Partial differential equations and variational methods for geometric processing of images

Abstract

This paper arose from a minisymposium held in 2018 at the 9th International Conference on Curves and Surface in Arcachon, France, and organized by Simon Masnou and Carola-Bibiane Schönlieb. This minisymposium featured a variety of recent developments of geometric partial differential equations and variational models which are directly or indirectly related to several problems in image and data processing. The current paper gathers three contributions which are in connection with the talks of three minisymposium speakers: Blanche Buet, Jean-Marie Mirebeau, and Yves van Gennip. The first contribution (Section 1) by Yves van Gennip provides a short overview of recent activity in the field of PDEs on graphs, without aiming to be exhaustive. The main focus is on techniques related to the graph Ginzburg–Landau variational model, but some other research in the field is also mentioned at the end of the section.

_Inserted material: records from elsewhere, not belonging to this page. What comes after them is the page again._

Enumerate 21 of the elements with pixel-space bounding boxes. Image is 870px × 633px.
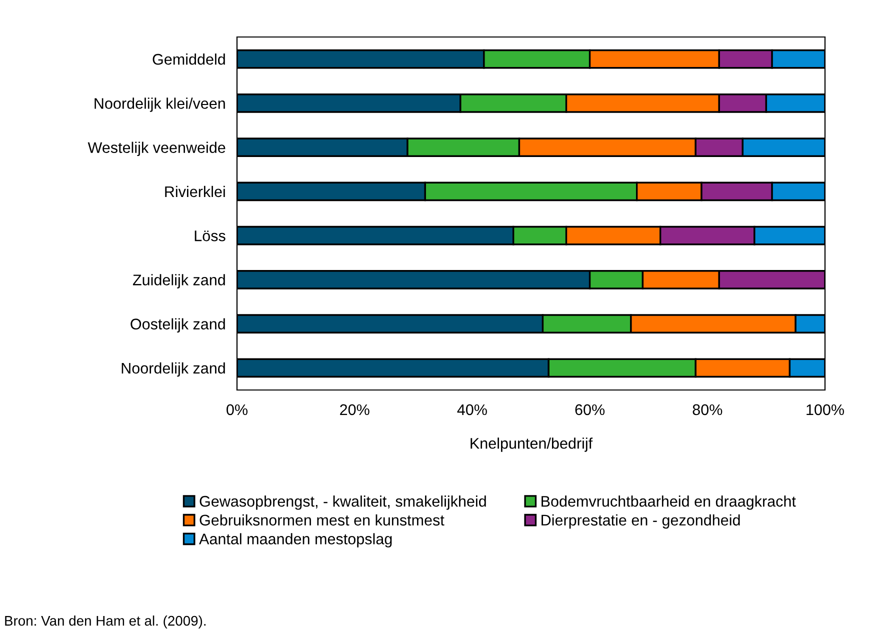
y-tick-label: Noordelijk zand <box>122 362 225 377</box>
text: Bron: Van den Ham et al. (2009). <box>5 616 206 628</box>
legend-label: Aantal maanden mestopslag <box>199 533 392 548</box>
y-tick-label: Löss <box>194 230 226 242</box>
x-tick-label: 80% <box>692 404 722 416</box>
y-tick-label: Gemiddeld <box>152 54 225 65</box>
x-axis-title: Knelpunten/bedrijf <box>470 438 593 452</box>
x-tick-label: 100% <box>806 404 844 416</box>
y-tick-label: Noordelijk klei/veen <box>94 98 225 112</box>
legend-label: Gewasopbrengst, - kwaliteit, smakelijkheid <box>200 496 486 510</box>
y-tick-label: Westelijk veenweide <box>88 142 226 156</box>
legend-label: Bodemvruchtbaarheid en draagkracht <box>542 496 796 510</box>
legend-label: Dierprestatie en - gezondheid <box>542 514 740 529</box>
y-tick-label: Oostelijk zand <box>130 318 225 333</box>
y-tick-label: Zuidelijk zand <box>132 274 225 288</box>
legend-label: Gebruiksnormen mest en kunstmest <box>200 514 444 526</box>
x-tick-label: 60% <box>575 404 605 416</box>
y-tick-label: Rivierklei <box>165 186 225 198</box>
x-tick-label: 40% <box>457 404 487 416</box>
x-tick-label: 0% <box>226 404 248 416</box>
x-tick-label: 20% <box>340 404 370 416</box>
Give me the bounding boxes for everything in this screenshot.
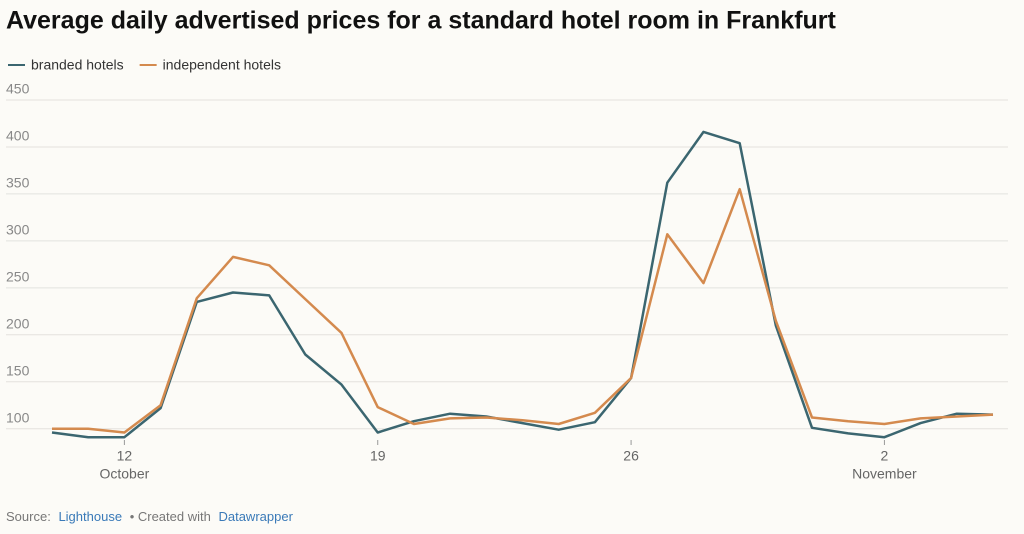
series-line [51, 130, 994, 439]
source-prefix: Source: [6, 509, 51, 524]
source: Source: Lighthouse • Created with Datawr… [6, 509, 294, 524]
y-tick-label: 200 [6, 316, 30, 332]
x-month-label: October [99, 466, 149, 482]
series-line [52, 187, 994, 434]
x-tick-label: 12 [117, 448, 133, 464]
source-link[interactable]: Lighthouse [58, 509, 122, 524]
source-middle: • Created with [130, 509, 211, 524]
legend: branded hotels independent hotels [8, 57, 281, 73]
tool-link[interactable]: Datawrapper [218, 509, 293, 524]
y-tick-label: 350 [6, 175, 30, 191]
x-tick-label: 26 [623, 448, 639, 464]
y-tick-label: 400 [6, 128, 30, 144]
chart-title: Average daily advertised prices for a st… [6, 7, 837, 35]
y-tick-label: 250 [6, 269, 30, 285]
x-tick-label: 19 [370, 448, 386, 464]
y-tick-label: 150 [6, 362, 30, 378]
legend-label: branded hotels [31, 57, 124, 73]
y-tick-label: 300 [6, 222, 30, 238]
x-tick-label: 2 [881, 448, 889, 464]
x-month-label: November [852, 466, 917, 482]
y-tick-label: 450 [6, 81, 30, 97]
legend-label: independent hotels [163, 57, 281, 73]
y-tick-label: 100 [6, 409, 30, 425]
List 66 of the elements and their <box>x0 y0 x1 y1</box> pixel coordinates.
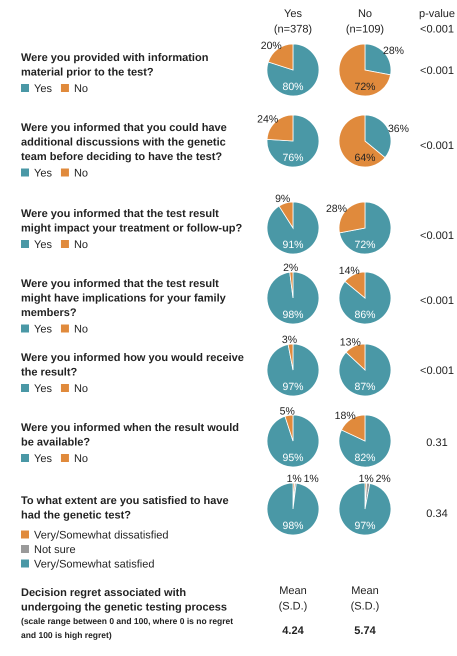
text: <0.001 <box>420 140 454 152</box>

The second contribution (Section 2), written by Jean-Marie Mirebeau, François Desquilbet, Johann Dreo, and Frédéric Barbaresco presents a recent numerical method devoted to computing curves that globally minimize an energy featuring both a data driven term, and a second order curvature penalizing term. Applications to image segmentation are discussed, and recent progress on radar network configuration, in which the optimal curves represent an opponent’s trajectories, is described in detail. Lastly, Section 3 is devoted to a work by Blanche Buet, Gian Paolo Leonardi, and Simon Masnou on the definition and the approximation of weak curvatures for a large class of generalized surfaces, and in particular for point clouds, based on the geometric measure theoretic notion of varifolds.